Drip/Line Dry: Yes, it takes longer; yes, it takes up valuable space in your lounge, which could be better spent on an elaborate 6-person bong centrepiece - but be honest with yourself. Do you want friends or some sick and immortal hemp clothing? Yeah. Exactly. Dry them in the shade, out of direct sunlight, to avoid bleaching. You can pop them in for an occasional tumble dry, but avoid doing this frequently. High heat can weaken fibre integrity.
Ironing: LOL. If you're the kind of person, who irons their t-shirts, fair play to you. We usually avoid ironing because a) we're lazy, and b) incorrectly ironing a hemp t-shirt can damage the fibres and the print. Follow these three principles if you're an ironing nerd.
  • Use a medium-high heat
  • Iron damp - moisture helps get rid of wrinkles
  • Iron inside out - avoid direct contact between the iron and the print


Storing Hemp Fabrics

 

Fam - the washing isn't done until it's put away, didn't your Ma teach you owt? Storage is arguably the most essential part of this process because if you're stashing your hemp wrong, you're undoing all the other care you put into it. 
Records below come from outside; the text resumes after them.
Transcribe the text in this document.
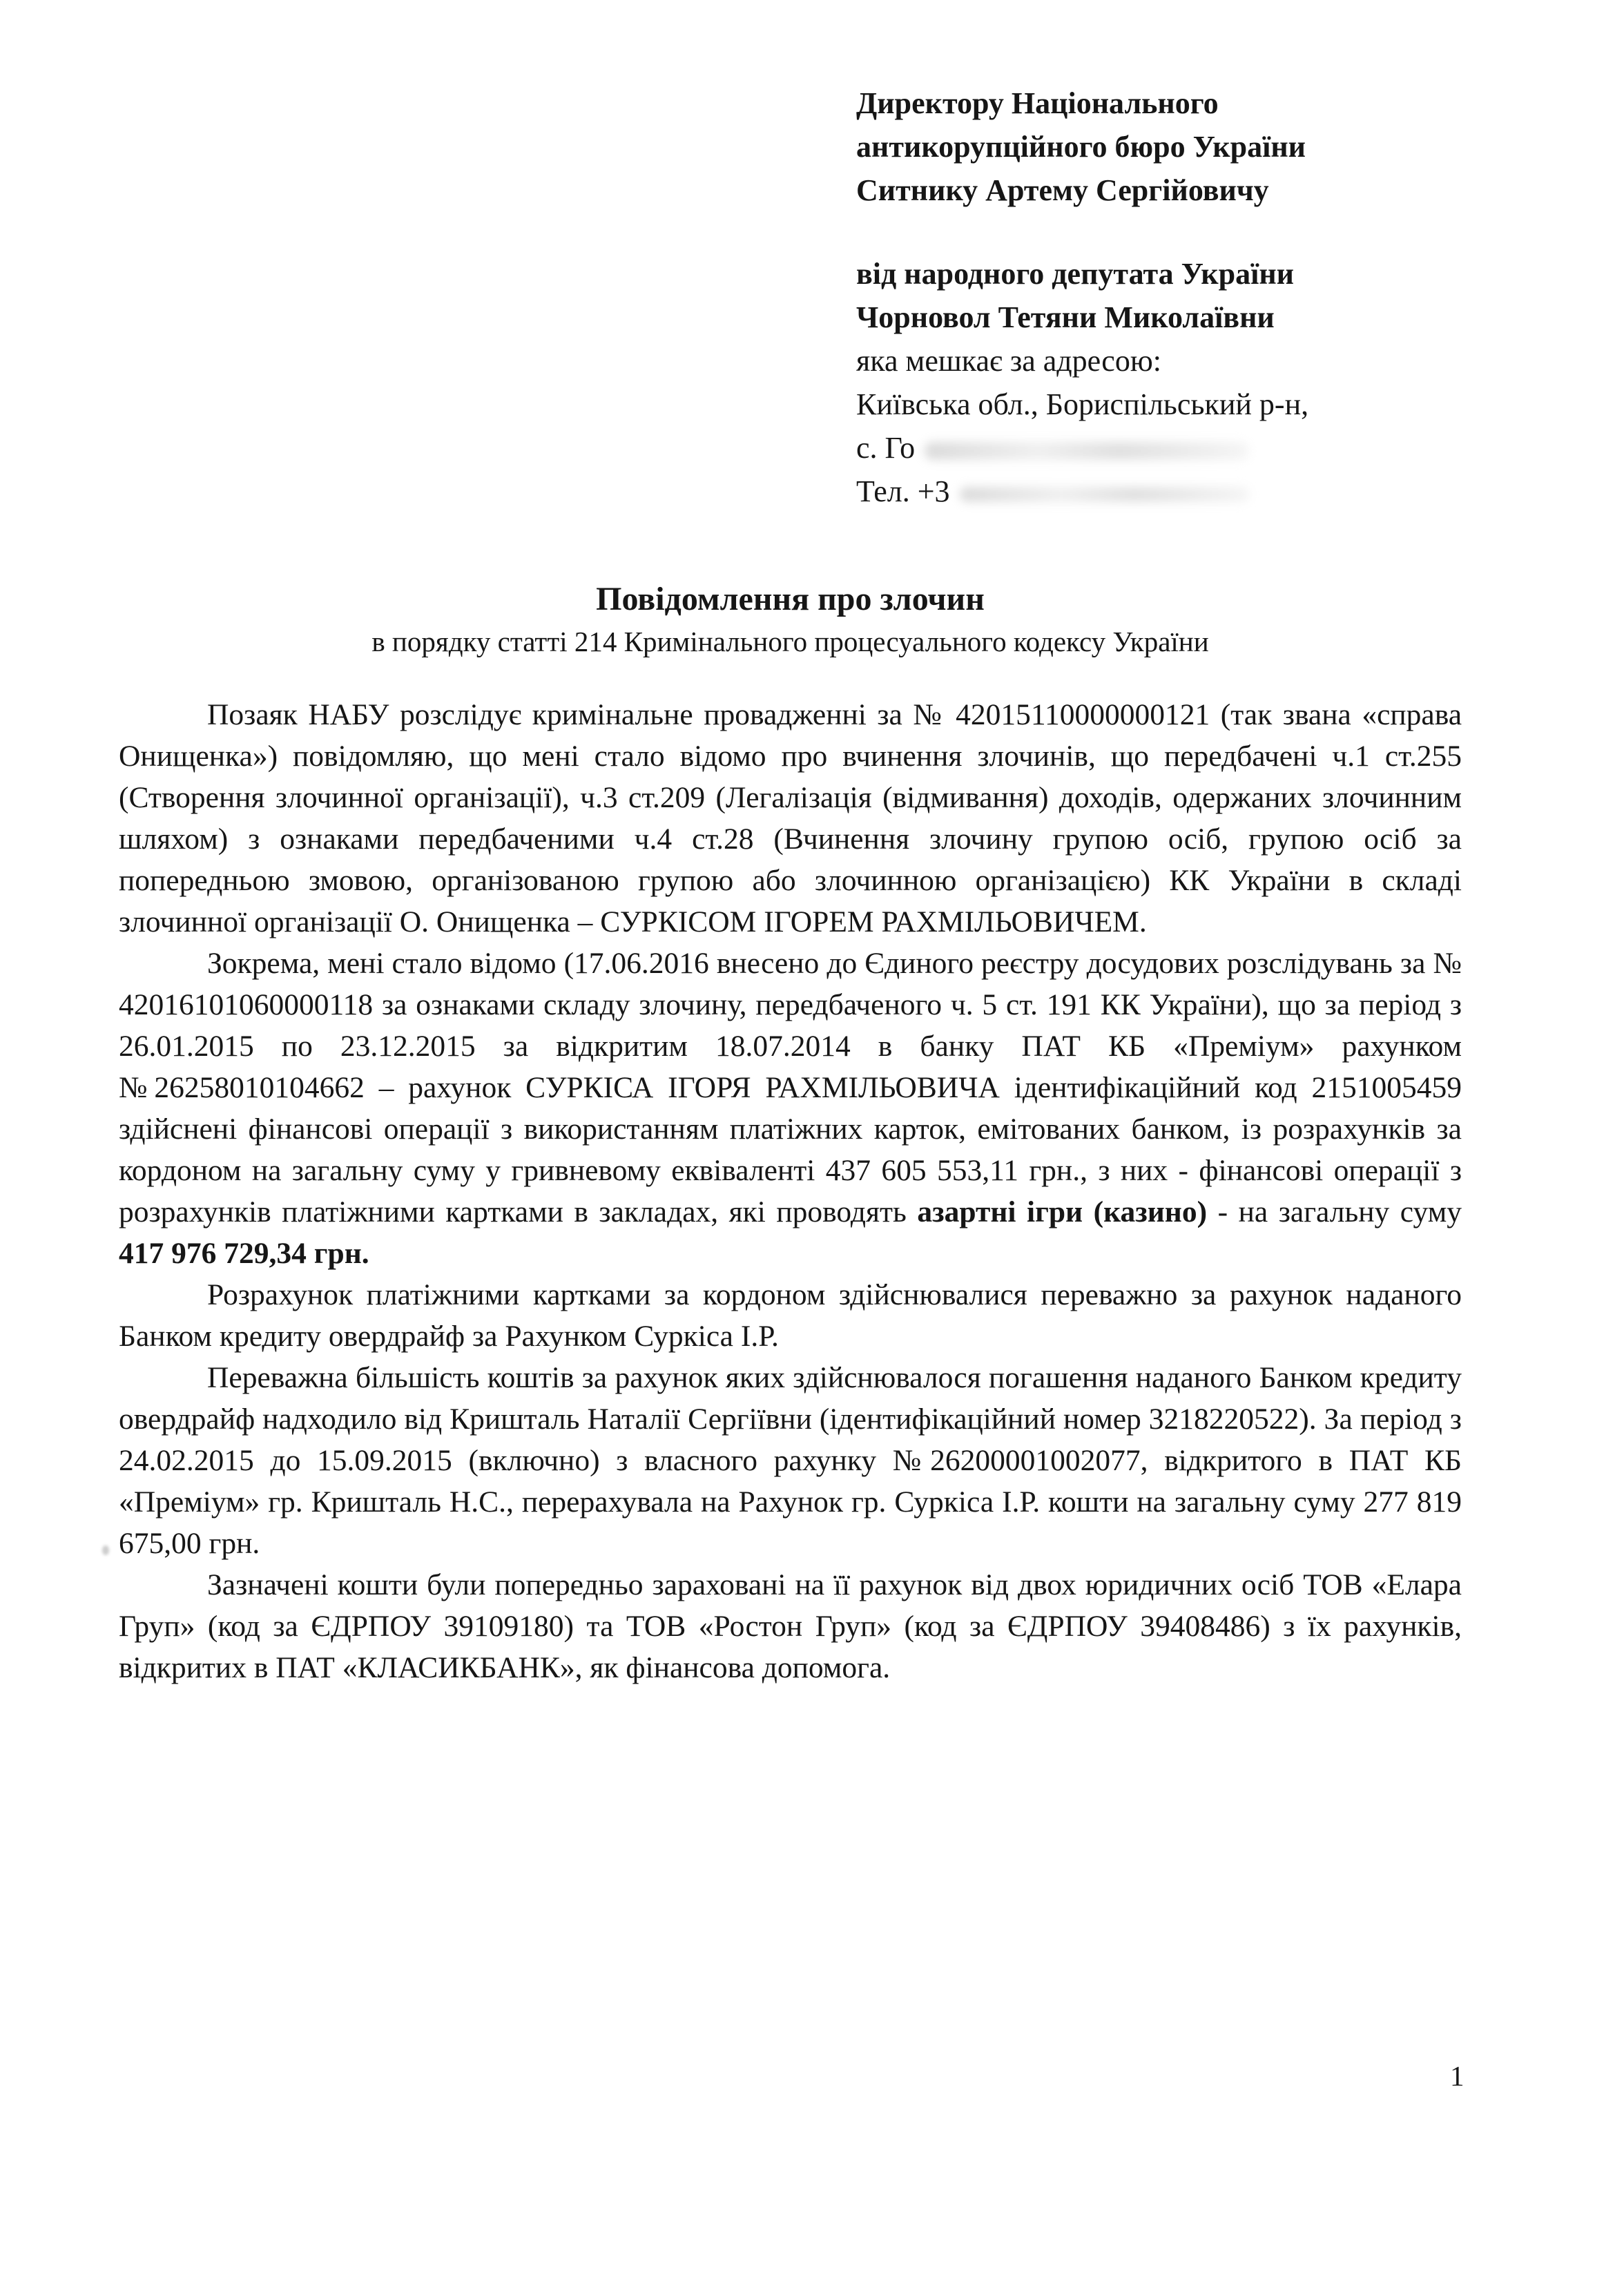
Директору Національного
антикорупційного бюро України
Ситнику Артему Сергійовичу
від народного депутата України
Чорновол Тетяни Миколаївни
яка мешкає за адресою:
Київська обл., Бориспільський р-н,
с. Го
Тел. +3

Повідомлення про злочин

в порядку статті 214 Кримінального процесуального кодексу України

Позаяк НАБУ розслідує кримінальне провадженні за № 42015110000000121 (так звана «справа Онищенка») повідомляю, що мені стало відомо про вчинення злочинів, що передбачені ч.1 ст.255 (Створення злочинної організації), ч.3 ст.209 (Легалізація (відмивання) доходів, одержаних злочинним шляхом) з ознаками передбаченими ч.4 ст.28 (Вчинення злочину групою осіб, групою осіб за попередньою змовою, організованою групою або злочинною організацією) КК України в складі злочинної організації О. Онищенка – СУРКІСОМ ІГОРЕМ РАХМІЛЬОВИЧЕМ.

Зокрема, мені стало відомо (17.06.2016 внесено до Єдиного реєстру досудових розслідувань за № 42016101060000118 за ознаками складу злочину, передбаченого ч. 5 ст. 191 КК України), що за період з 26.01.2015 по 23.12.2015 за відкритим 18.07.2014 в банку ПАТ КБ «Преміум» рахунком №26258010104662 – рахунок СУРКІСА ІГОРЯ РАХМІЛЬОВИЧА ідентифікаційний код 2151005459 здійснені фінансові операції з використанням платіжних карток, емітованих банком, із розрахунків за кордоном на загальну суму у гривневому еквіваленті 437 605 553,11 грн., з них - фінансові операції з розрахунків платіжними картками в закладах, які проводять азартні ігри (казино) - на загальну суму 417 976 729,34 грн.

Розрахунок платіжними картками за кордоном здійснювалися переважно за рахунок наданого Банком кредиту овердрайф за Рахунком Суркіса І.Р.

Переважна більшість коштів за рахунок яких здійснювалося погашення наданого Банком кредиту овердрайф надходило від Кришталь Наталії Сергіївни (ідентифікаційний номер 3218220522). За період з 24.02.2015 до 15.09.2015 (включно) з власного рахунку №26200001002077, відкритого в ПАТ КБ «Преміум» гр. Кришталь Н.С., перерахувала на Рахунок гр. Суркіса І.Р. кошти на загальну суму 277 819 675,00 грн.

Зазначені кошти були попередньо зараховані на її рахунок від двох юридичних осіб ТОВ «Елара Груп» (код за ЄДРПОУ 39109180) та ТОВ «Ростон Груп» (код за ЄДРПОУ 39408486) з їх рахунків, відкритих в ПАТ «КЛАСИКБАНК», як фінансова допомога.

1
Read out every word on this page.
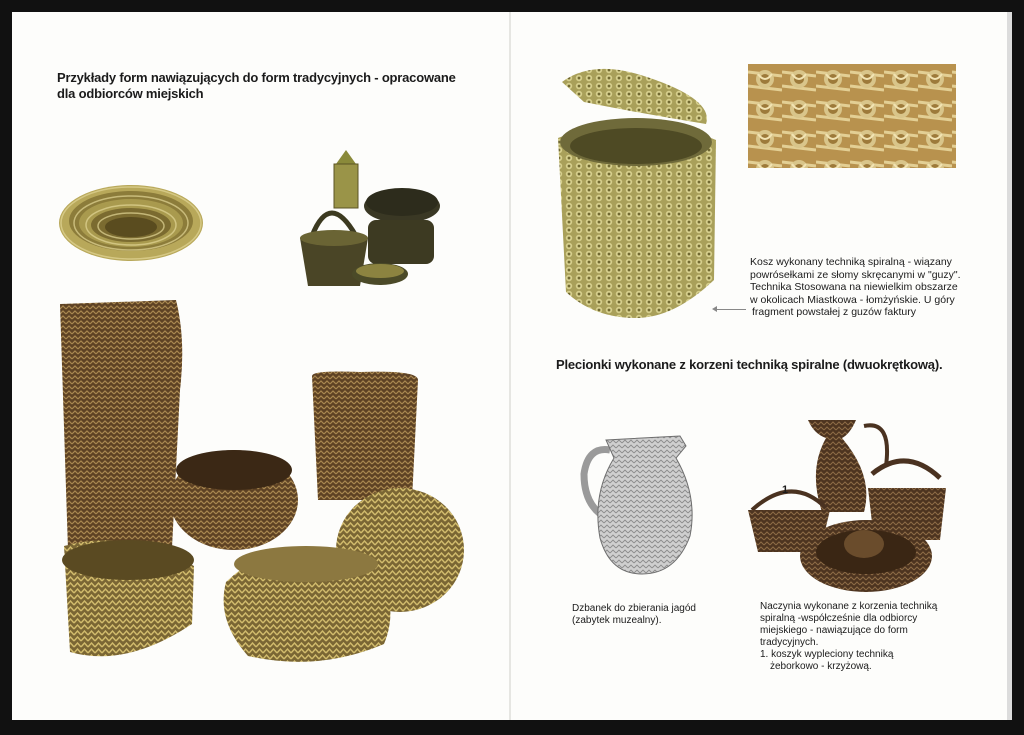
Przykłady form nawiązujących do form tradycyjnych - opracowane
dla odbiorców miejskich
Kosz wykonany techniką spiralną - wiązany
powrósełkami ze słomy skręcanymi w "guzy".
Technika Stosowana na niewielkim obszarze
w okolicach Miastkowa - łomżyńskie. U góry
fragment powstałej z guzów faktury
Plecionki wykonane z korzeni techniką spiralne (dwuokrętkową).
Dzbanek do zbierania jagód
(zabytek muzealny).
1
Naczynia wykonane z korzenia techniką
spiralną -współcześnie dla odbiorcy
miejskiego - nawiązujące do form
tradycyjnych.
1. koszyk wypleciony techniką
żeborkowo - krzyżową.
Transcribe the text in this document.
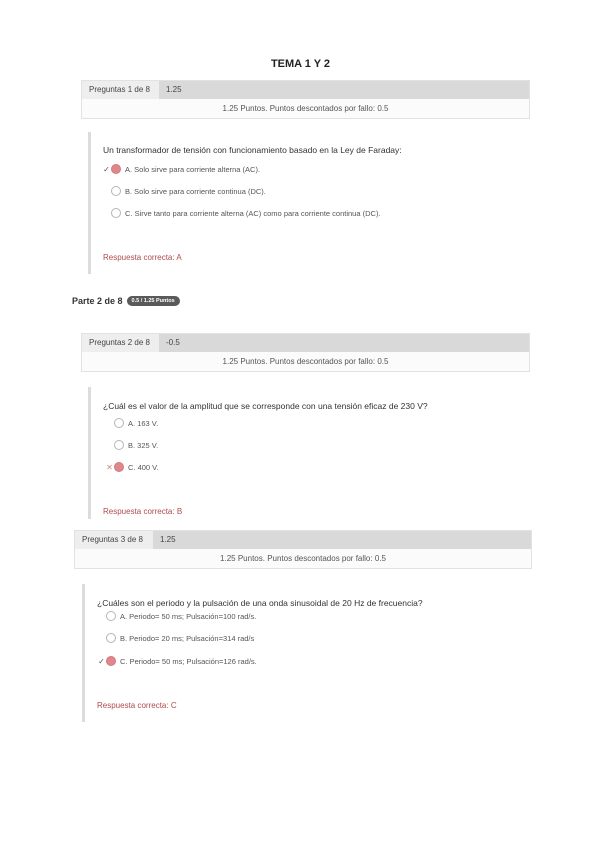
TEMA 1 Y 2
Preguntas 1 de 8	1.25
1.25 Puntos. Puntos descontados por fallo: 0.5
Un transformador de tensión con funcionamiento basado en la Ley de Faraday:
✓ A. Solo sirve para corriente alterna (AC).
B. Solo sirve para corriente continua (DC).
C. Sirve tanto para corriente alterna (AC) como para corriente continua (DC).
Respuesta correcta: A
Parte 2 de 8	0.5 / 1.25 Puntos
Preguntas 2 de 8	-0.5
1.25 Puntos. Puntos descontados por fallo: 0.5
¿Cuál es el valor de la amplitud que se corresponde con una tensión eficaz de 230 V?
A. 163 V.
B. 325 V.
✕ C. 400 V.
Respuesta correcta: B
Preguntas 3 de 8	1.25
1.25 Puntos. Puntos descontados por fallo: 0.5
¿Cuáles son el periodo y la pulsación de una onda sinusoidal de 20 Hz de frecuencia?
A. Periodo= 50 ms; Pulsación=100 rad/s.
B. Periodo= 20 ms; Pulsación=314 rad/s
✓ C. Periodo= 50 ms; Pulsación=126 rad/s.
Respuesta correcta: C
If you've got the space - hang your t's: They'll keep their shape longer and stay wrinkle-free. We recommend stealing wooden hangers from your nearest H&M or Primark. 
Avoid cedar-lined chests/cupboards: Until recently, we didn't know that cedar wood furniture can stain clothing. Learn from our mistakes.
Moth Resistance: Hemp fibre is naturally anti-bacterial, anti-fungal, and more resistant to moth larvae. Although that's no excuse for not dusting regularly, you detty pig.  
Keep stored clothes out of direct sunlight: All fabrics usually fade due to UV radiation. While hemp is highly resistant to UV radiation, the prints are not. Keep them in a cupboard or drawers and not on your bedroom floor. 

 


Final words

Be a grown-up, and take care of the things you spend your money on. At THTC, we make clothes to last, so ensure you do your part to look after the shirt on your back. It'll serve you well and be a long-lasting badge of our little community. Making your clothes survive isn't just a way to save money. The 'reuse-repair-recycle' mindset can help us all live a more sustainable, less disposable society. Find the time to look after your clothes and yourself.